エルザは後部座席に乗り込み、ベアトリクスの頭を自分の膝にそっと乗せた。乱れた髪を指で整える。安らかな寝顔。さっきまで死の淵にいたとは思えないほど穏やかで、それがかえって胸を締めつけた。
ベアトリクスの首筋に、小さな噛み痕が残っているのが見えた。ドラコの牙の痕。あれが、この子の運命を変えた印だ。エルザはそこから目を逸らし、そっとベアトリクスの手を握った。
ドラコが運転席に滑り込み、蒸気機関の起動装置に手をかけた。ボイラーに火が入り、蒸気が低い唸りを上げる。
「運転できるのですか」
「見くびるな。オレはだいたいの物は扱える」
オレ。倉庫では「わたし」と言っていたのがいつの間にか変わっている。緊張が解けたのか、元々こちらが素なのか。どちらにしても、あの美しい顔から発せられる男の口調には、まだ頭が追いつかない。
蒸気自動車が動き出した。車輪が石畳を噛み、低い振動が車体を揺らす。ガタン、と段差を超えた衝撃にエルザの体が揺れ、膝の上のベアトリクスが小さく身じろぎしたが、目は覚まさなかった。
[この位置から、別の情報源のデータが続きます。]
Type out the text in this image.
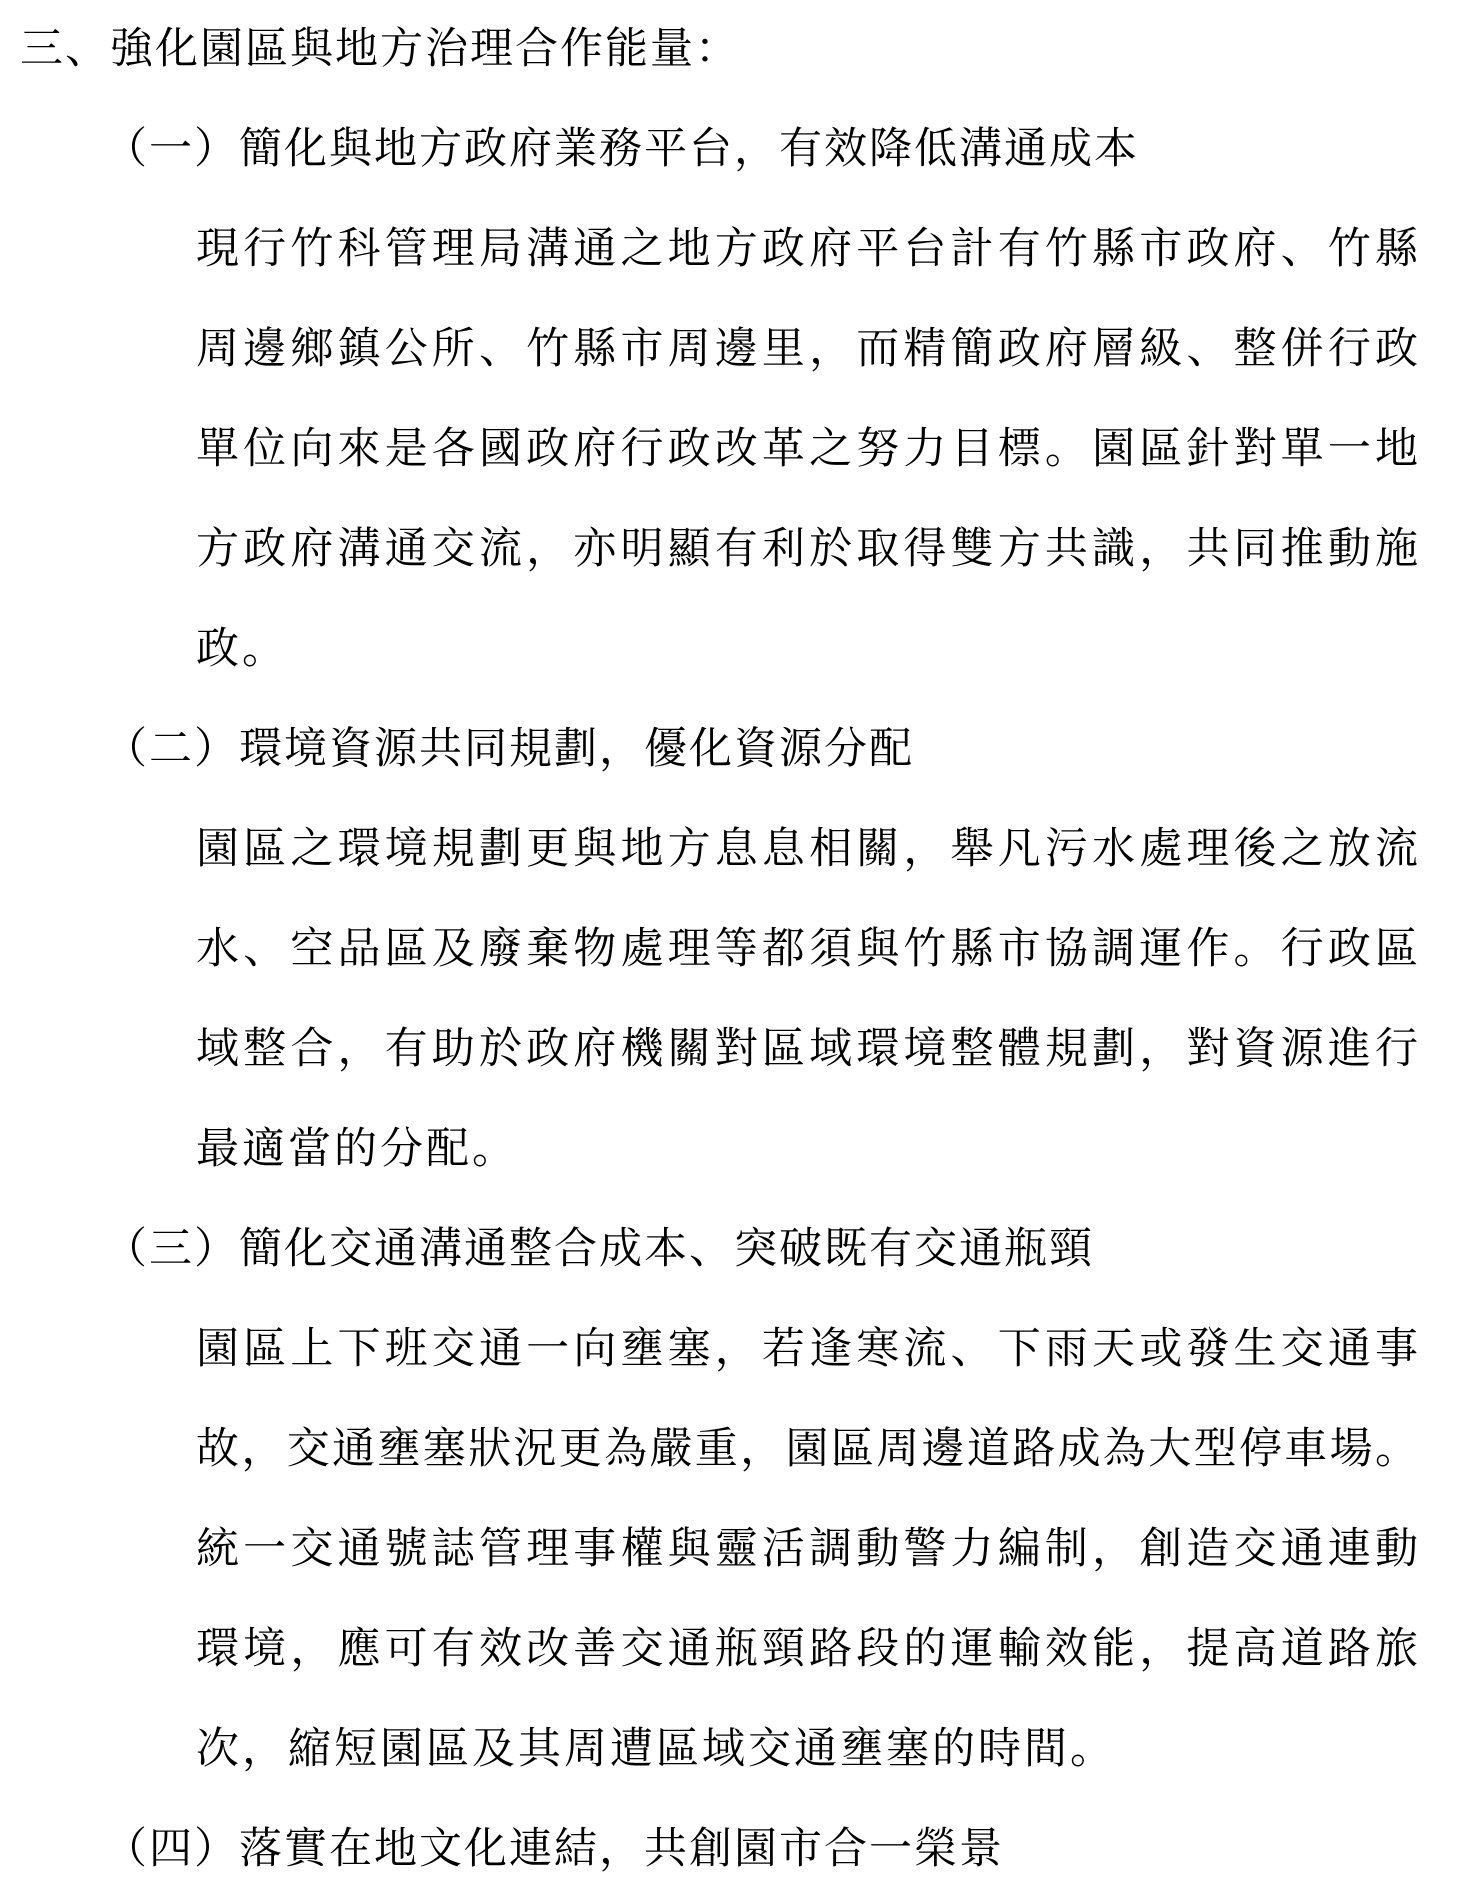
三、強化園區與地方治理合作能量：
（一）簡化與地方政府業務平台，有效降低溝通成本
現行竹科管理局溝通之地方政府平台計有竹縣市政府、竹縣
周邊鄉鎮公所、竹縣市周邊里，而精簡政府層級、整併行政
單位向來是各國政府行政改革之努力目標。園區針對單一地
方政府溝通交流，亦明顯有利於取得雙方共識，共同推動施
政。
（二）環境資源共同規劃，優化資源分配
園區之環境規劃更與地方息息相關，舉凡污水處理後之放流
水、空品區及廢棄物處理等都須與竹縣市協調運作。行政區
域整合，有助於政府機關對區域環境整體規劃，對資源進行
最適當的分配。
（三）簡化交通溝通整合成本、突破既有交通瓶頸
園區上下班交通一向壅塞，若逢寒流、下雨天或發生交通事
故，交通壅塞狀況更為嚴重，園區周邊道路成為大型停車場。
統一交通號誌管理事權與靈活調動警力編制，創造交通連動
環境，應可有效改善交通瓶頸路段的運輸效能，提高道路旅
次，縮短園區及其周遭區域交通壅塞的時間。
（四）落實在地文化連結，共創園市合一榮景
後方で叫び声が聞こえた。振り返ると宮殿の出入口から吸血鬼たちが飛び出してくるのが見えた。中には屋根の上を走って追いかけてくる者もいる。だが車は加速を続け、紅い瞳の群れが少しずつ闇の中に遠ざかっていた。
追いつかれる恐怖に全身が強張っていたエルザは、吸血鬼たちの姿が完全に見えなくなってようやく息をつくことができた。
イルドブルの街並みが、窓の外を流れていった。
あちこちで火の手が上がっていた。宮殿だけではなかったのだ。街全体が混乱に陥っている。悲鳴も聞こえる。逃げ惑う人々の影が炎に照らされて揺れていた。助けに行きたい。でも今の自分にその力はない。
自分が狙われているせいで、この街がこんなことになっている。あの吸血鬼たちは「王女を探せ」と叫んでいた。自分さえいなければ、この街は襲われなかったのではないか。
エルザは唇を噛んだ。涙がまた込み上げてくるのを必死に堪えた。今泣いたら、もう立ち上がれなくなる気がした。